エロチャット2017(guide to ero-chat)

さよなら、もう落ちるよ。
落ちる、というのはチャット利用者が最もよく使う用語の一つで、退室するという意味のネット専門用語だ。チャットをやめ、そのチャットルームのページから出る、という意味として使われている。初め私は何がどっからどこへ落ちるのかなどと考えて混乱するばかりだったけれど、何回かその言葉に出くわすうちにいつも会話の最後に用いられていることに気づき、なるほど落ちるは“帰る”の意味だ、と分かった。人が仮想から現実へ落ちてゆくのだ。

 綿矢りさ「インストール」

 

用語集(DMM版)

「アダルト」  … 20代まで
「人妻」    … 人妻/30代以上
「ノンアダルト」… 20代まで/裸なし

「パーティー」 … 発言可能/多人数。
「2ショット」 … 発言可能/女性と1対1
「のぞき」   … 発言不可能/パーティー時の閲覧のみ。

チャットレディーの皆さんが一緒くたの一覧もありますが、「アダルト」「人妻」「ノンアダルト」という区分けのされた一覧もあります。

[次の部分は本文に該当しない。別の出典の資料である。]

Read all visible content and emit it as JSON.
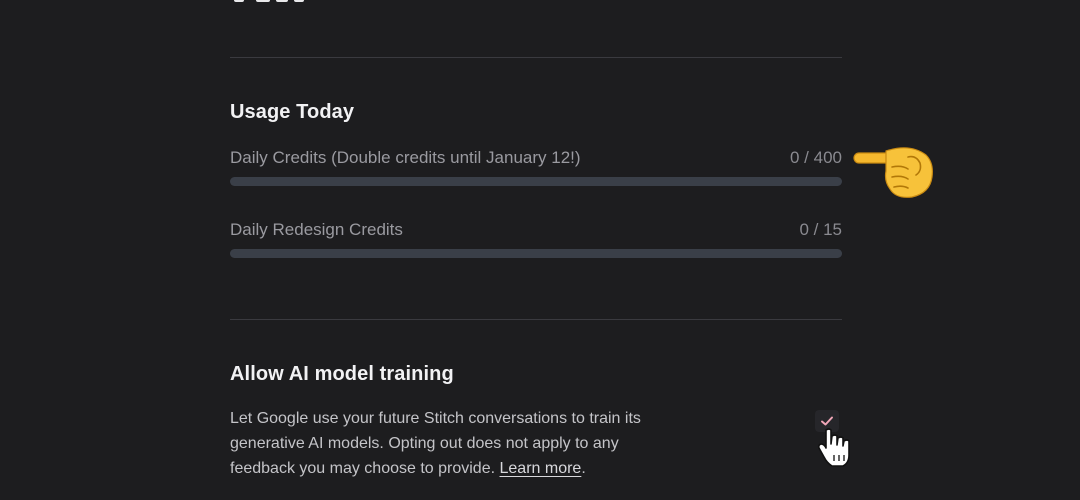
{
  "usage": {
    "title": "Usage Today",
    "rows": [
      {
        "label": "Daily Credits (Double credits until January 12!)",
        "count_text": "0 / 400",
        "used": 0,
        "total": 400
      },
      {
        "label": "Daily Redesign Credits",
        "count_text": "0 / 15",
        "used": 0,
        "total": 15
      }
    ]
  },
  "training": {
    "title": "Allow AI model training",
    "description_line1": "Let Google use your future Stitch conversations to train its",
    "description_line2": "generative AI models. Opting out does not apply to any",
    "description_line3": "feedback you may choose to provide.",
    "learn_more_label": "Learn more",
    "trailing_period": ".",
    "checked": true
  },
  "colors": {
    "background": "#1d1d1f",
    "track": "#3a3f48",
    "check_mark": "#f0a6b8",
    "pointer_emoji": "#f5b82e"
  },
  "icons": {
    "pointer": "backhand-index-pointing-right-icon",
    "cursor": "hand-cursor-icon",
    "check": "check-icon"
  }
}
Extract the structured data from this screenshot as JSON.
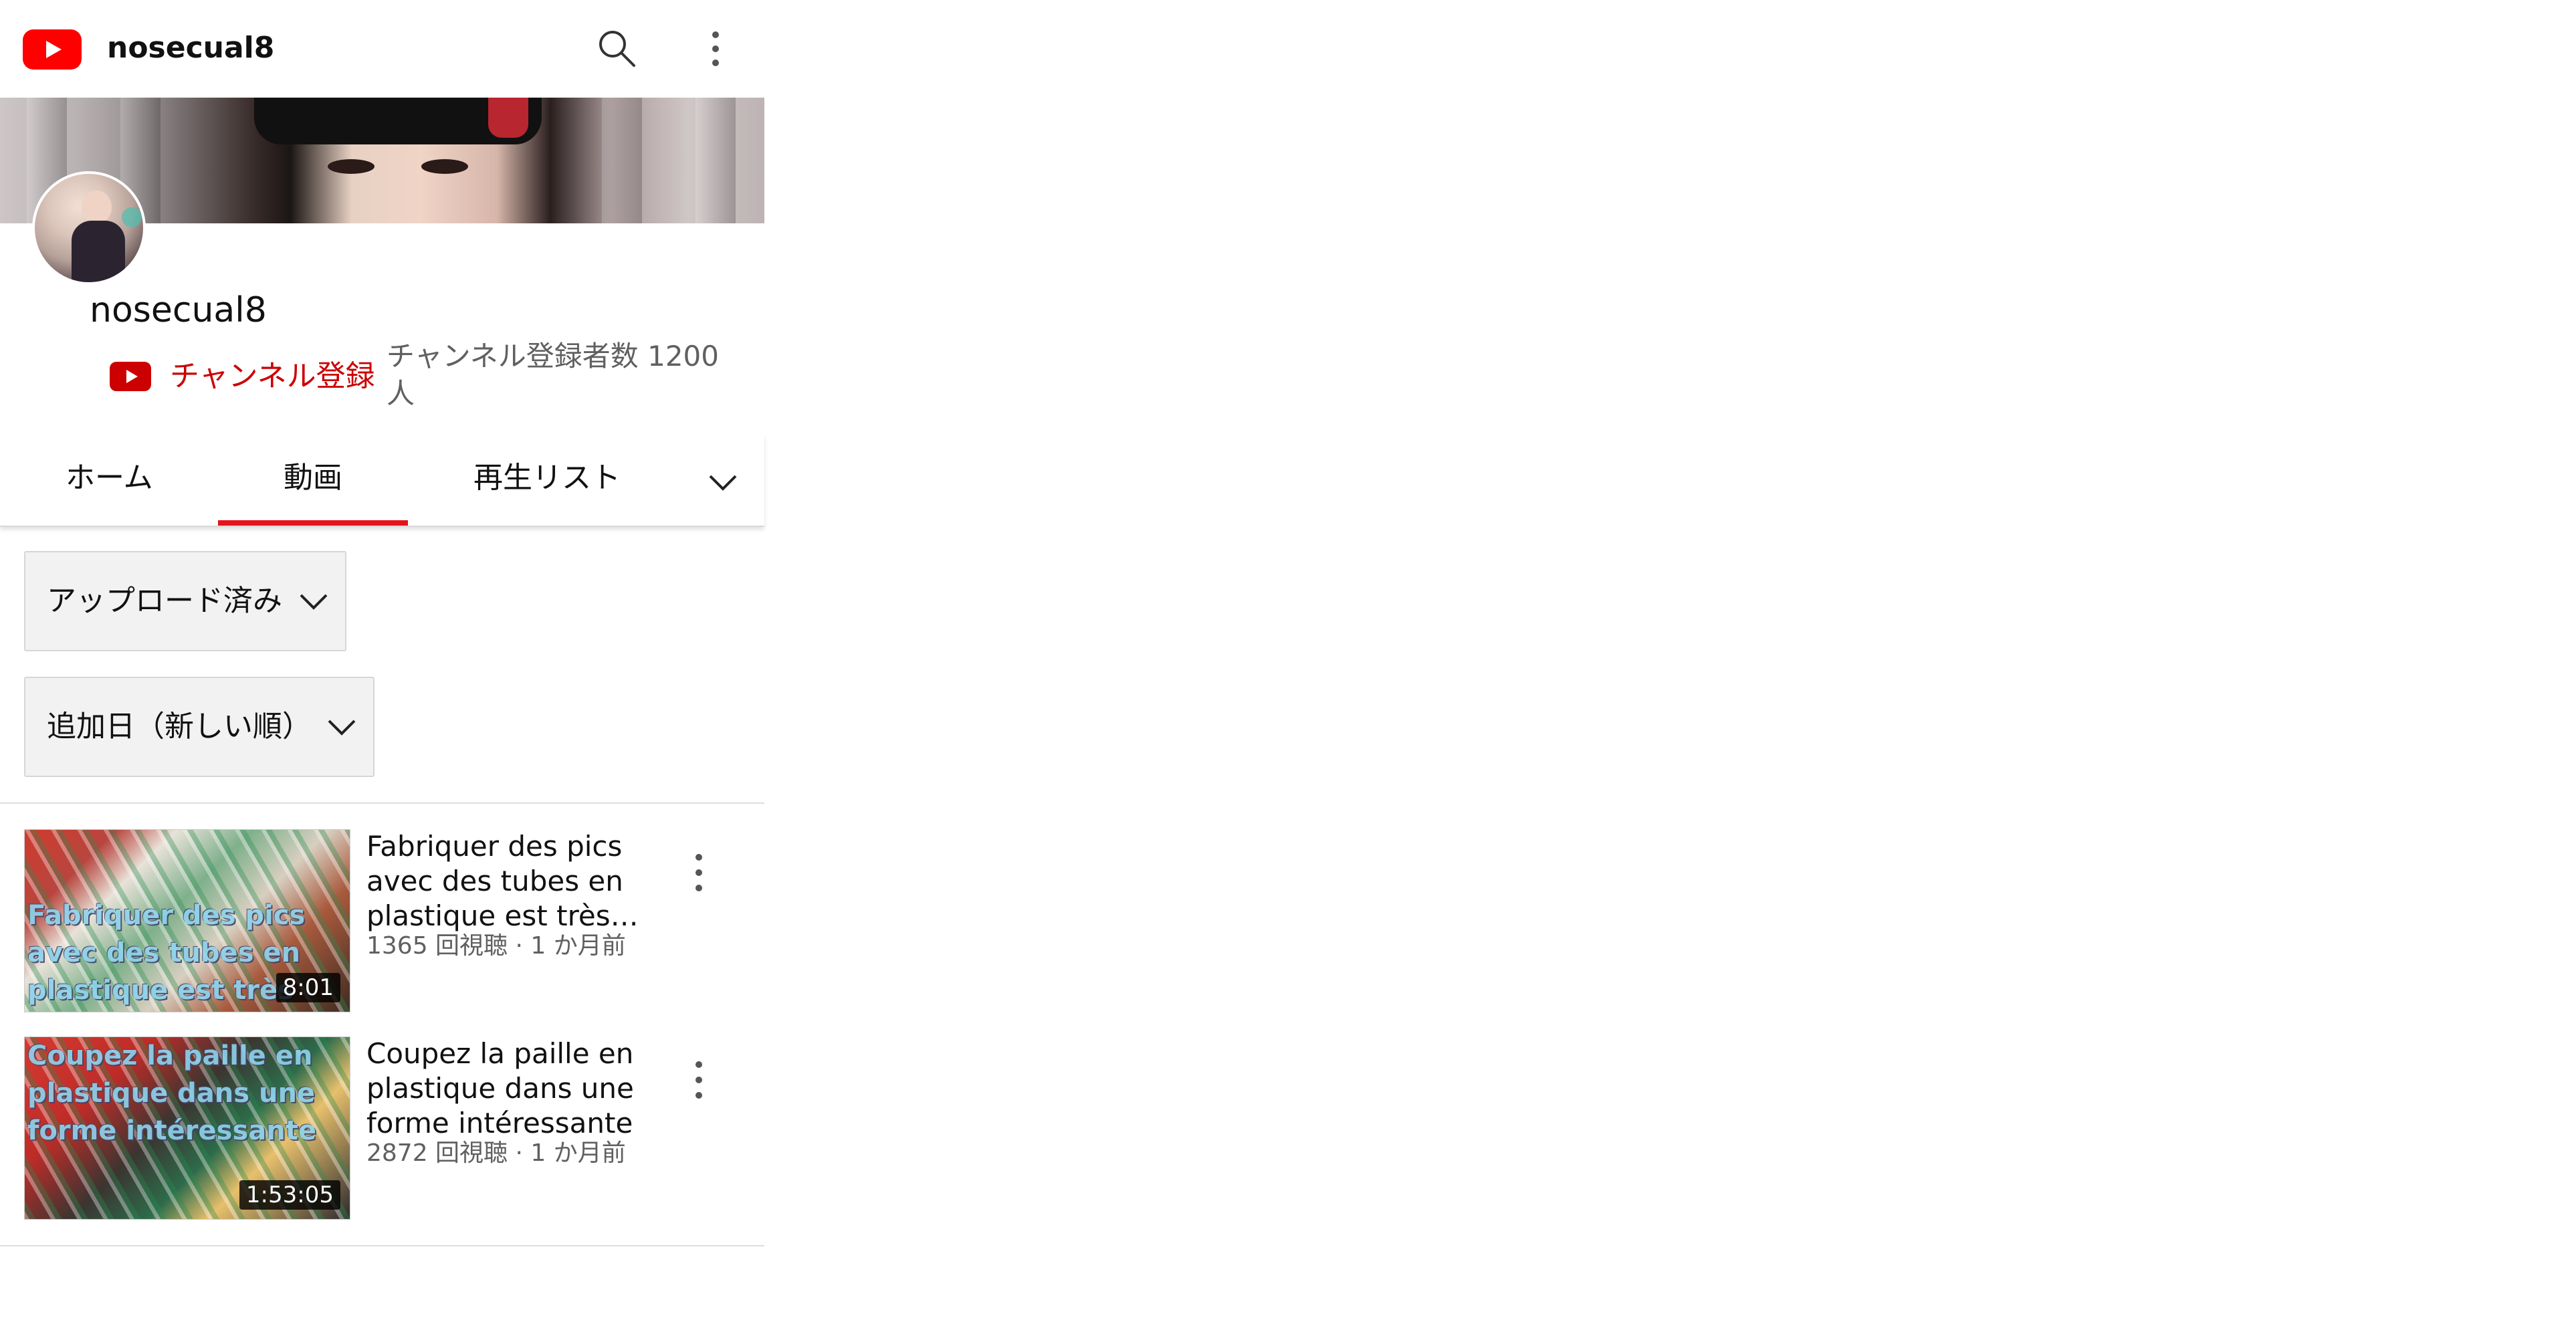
{
  "header": {
    "title": "nosecual8",
    "logo_icon": "youtube-logo-icon",
    "search_icon": "search-icon",
    "more_icon": "more-vert-icon"
  },
  "channel": {
    "name": "nosecual8",
    "subscribe_label": "チャンネル登録",
    "subscriber_count": "チャンネル登録者数 1200 人"
  },
  "tabs": [
    {
      "label": "ホーム"
    },
    {
      "label": "動画",
      "selected": true
    },
    {
      "label": "再生リスト"
    }
  ],
  "filters": {
    "content_type": "アップロード済み",
    "sort_order": "追加日（新しい順）"
  },
  "videos": [
    {
      "title": "Fabriquer des pics avec des tubes en plastique est très…",
      "thumbnail_text": "Fabriquer des pics avec des tubes en plastique est très difficile",
      "duration": "8:01",
      "meta": "1365 回視聴 · 1 か月前"
    },
    {
      "title": "Coupez la paille en plastique dans une forme intéressante",
      "thumbnail_text": "Coupez la paille en plastique dans une forme intéressante",
      "duration": "1:53:05",
      "meta": "2872 回視聴 · 1 か月前"
    }
  ],
  "colors": {
    "brand_red": "#ff0000",
    "subscribe_red": "#cc0000",
    "tab_underline": "#e4141b",
    "meta_gray": "#606060"
  }
}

「アダルト」「人妻」は「ノンアダルト」ではないので、誰もが裸を見せててくれるかと思いきや、人によって「顔あり/裸あり」「顔あり/裸なし」「顔なし/裸なし」「顔なし/裸あり」の線引きが異なります。
「裸や自慰行為は見せるけれど、顔は見せたくない」「パーティーでは顏は出せないけど、2ショットなら顔や胸を出す」などなど。

「顔あり/裸あり」の(かわいい)女性の入室数が多くなり、「顔なし/裸なし」の女性は入室数が少なくなる傾向がみてとれます。

エロも可能というだけで、女性にも人格や気持ちがあるため、誰もが裸を見せてくれるわけではありません。とはいえ、誰もが裸を見せるという前提で入室してくる男が多いとチャットレディーの方たちに聞きました。
収入(奨学金の返済や留学費用を目的としている人もいる)が得られるとはいえ、文字だけとはいえ、精神的にキツイだろうと思います。

そういうこともありつつ、手順としては「パーティーのぞき」から入って様子をみるのが簡単ですが、わからなかったら聞きながら覚えていくのもいいだろうと思います。

エロチャットには「女の子と会話する」「女の子が裸になる(胸を出す)」「女の子が自分の胸を触る」「女の子が自慰行為をする」というパターンくらいしかないため、性的欲求を満たすために閲覧してると、いずれ飽きが来ます。

ランキングに入ることに対して不満を持つ男がいるとも聞いたので、特定の子をアイドル視して独占欲が刺激されて過剰になる男もいるのでしょう。チャットの世界くらい、広く浅く目移りさせてくれよと思います。

話しを聞けば、人づきあいの苦手そうな人が多くいると言っていました。家族関係のことなどドープな話をされて滅入るし、20代半ばの自分ではどう返せばいいか分からないとか。全く関係ない他人にだから話せることもあるのは分かるけれど、聞かされる方はそんなつもりじゃないと思っているんでしょう。

エロチャットのマナーはあくまで自己判断であるから、キャラを装ってカッコつけても、結局は普段の実生活でのコミュニケーション具合が出てしまうようです。普段のキャラと違う風を装ってもばれてしまうみたいですよ。

AV女優の完璧な美貌や身体とは違って、チャットレディーには総じて現実的な存在感があります。しかし、いくらかわいくても実際に会うことはないし、一時の安堵はあれど、エロ目的なら長続きしません。音楽の趣味があうとか、ただただ話すだけで楽しいとかエロ以外の目的があれば長続きします。いずれ終わる時がくるし、実を結ぶことはないので、外に出てみることをお薦めします。

仮想から現実へ落ちてゆこうと思う。